3グローバル基準と異なる日本人の力点の置き方

その他のコンピテンシーを見ると、日本人リーダーがさらに飛躍するための課題が示唆されている。

特に「創造的に思考する」「現実的な計画を立案する」という点では欧米と比べて大きな差が生じてしまっている。他にも「信頼を築く」「顧客のニーズに応える」「戦略的に行動する」「業務遂行を管理する」「意欲を示し率先して取り組む」「財務データを活用する」「チームワークを築く」という、主に結果志向や思考系のスキルに課題が見られる。

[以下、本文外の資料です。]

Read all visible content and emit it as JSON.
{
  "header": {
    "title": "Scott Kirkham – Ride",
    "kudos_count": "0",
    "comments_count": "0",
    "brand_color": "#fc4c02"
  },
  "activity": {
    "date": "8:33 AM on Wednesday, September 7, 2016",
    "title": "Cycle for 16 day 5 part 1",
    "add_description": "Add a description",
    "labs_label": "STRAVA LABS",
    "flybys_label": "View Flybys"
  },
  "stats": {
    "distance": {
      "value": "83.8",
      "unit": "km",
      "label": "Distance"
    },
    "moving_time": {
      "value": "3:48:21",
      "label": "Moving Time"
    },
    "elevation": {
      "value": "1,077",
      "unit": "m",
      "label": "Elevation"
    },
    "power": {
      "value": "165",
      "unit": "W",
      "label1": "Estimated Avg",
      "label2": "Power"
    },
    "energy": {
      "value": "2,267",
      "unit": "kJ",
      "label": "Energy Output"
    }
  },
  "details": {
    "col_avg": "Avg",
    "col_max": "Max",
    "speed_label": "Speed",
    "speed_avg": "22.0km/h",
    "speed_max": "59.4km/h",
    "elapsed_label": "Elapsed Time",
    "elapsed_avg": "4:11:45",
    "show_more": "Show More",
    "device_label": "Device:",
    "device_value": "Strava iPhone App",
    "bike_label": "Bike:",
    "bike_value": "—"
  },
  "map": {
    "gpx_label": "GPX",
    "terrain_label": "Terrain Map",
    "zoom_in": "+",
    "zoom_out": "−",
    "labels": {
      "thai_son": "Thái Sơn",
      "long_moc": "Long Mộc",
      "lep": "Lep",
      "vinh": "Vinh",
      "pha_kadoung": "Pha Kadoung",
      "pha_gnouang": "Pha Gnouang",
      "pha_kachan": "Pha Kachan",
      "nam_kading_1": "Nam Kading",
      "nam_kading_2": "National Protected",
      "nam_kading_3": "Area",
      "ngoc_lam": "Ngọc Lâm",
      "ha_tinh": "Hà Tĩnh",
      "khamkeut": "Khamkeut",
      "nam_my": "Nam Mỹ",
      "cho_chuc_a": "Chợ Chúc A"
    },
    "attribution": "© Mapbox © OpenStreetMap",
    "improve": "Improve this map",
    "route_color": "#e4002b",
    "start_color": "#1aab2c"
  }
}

これらの中で、これまで日本人の得意分野とされてきたコンピテンシーですら欧米のリーダーよりも低くなっているのはなぜなのだろうか? 大きな要因としては、日本人が重視するポイントがグローバル基準と合致していないということが考えられる。たとえばチームワークでいえば、日本では個人の弱みを組織でカバーするといった集団的なアプローチの意味合いが強いように思うが、欧米では、一人ひとりが違う仕事をしながらも、全体として大きな成果を達成するための目線合わせや協働関係の構築が重要視される。顧客ニーズの追求に関しても、商品やサービスの品質や精緻さを極めることではなく、いかに顧客とそのニーズを理解し、バランスよく対応するかに力点を置くのがグローバル基準なのである。

また、結果志向については、特に声を大にして申し上げたい。日本企業は人に業務をアサインしても期待される成果を本人にきちんと伝えないことが多いようだ。また、日本人リーダーは上から下りてきた業務は責任を持ってやり遂げるが、結果やその影響に対して責任を負うことを極端に避ける傾向がある。さらに、プロセスを大事にし、ディテールにこだわるものの、結果についてシビアに評価することが少ない。どんなにデータをきれいに整理した資料を準備しても、“So what? ”の視点が欠けていては価値がないように、結果やインパクトを問われない仕事に意味はない。結果志向については、すぐにでも改善すべきである。

4グローバル・リーダー育成のフレームワーク

それでは、日本人がグローバル・リーダーとしてのスタンダードを身につけるためには何が重要であろうか?私たちは、①「グローバル・リーダーシップ・コンピテンシー」、②「異文化アジリティ」、③「アダプティブ・マネジメント」という3つの視点から捉える必要があると考えている(図表2)

①グローバル・リーダーシップ・コンピテンシー

コンピテンシーとは、リーダーシップを効果的に発揮するうえで必要となる行動スタイルを定義したものだ。その理解と実践はあらゆる能力開発施策の基盤となる。そのため、日本人リーダーは先に挙げた苦手分野等について、すぐにでも行動スタイルを変更することが望ましい。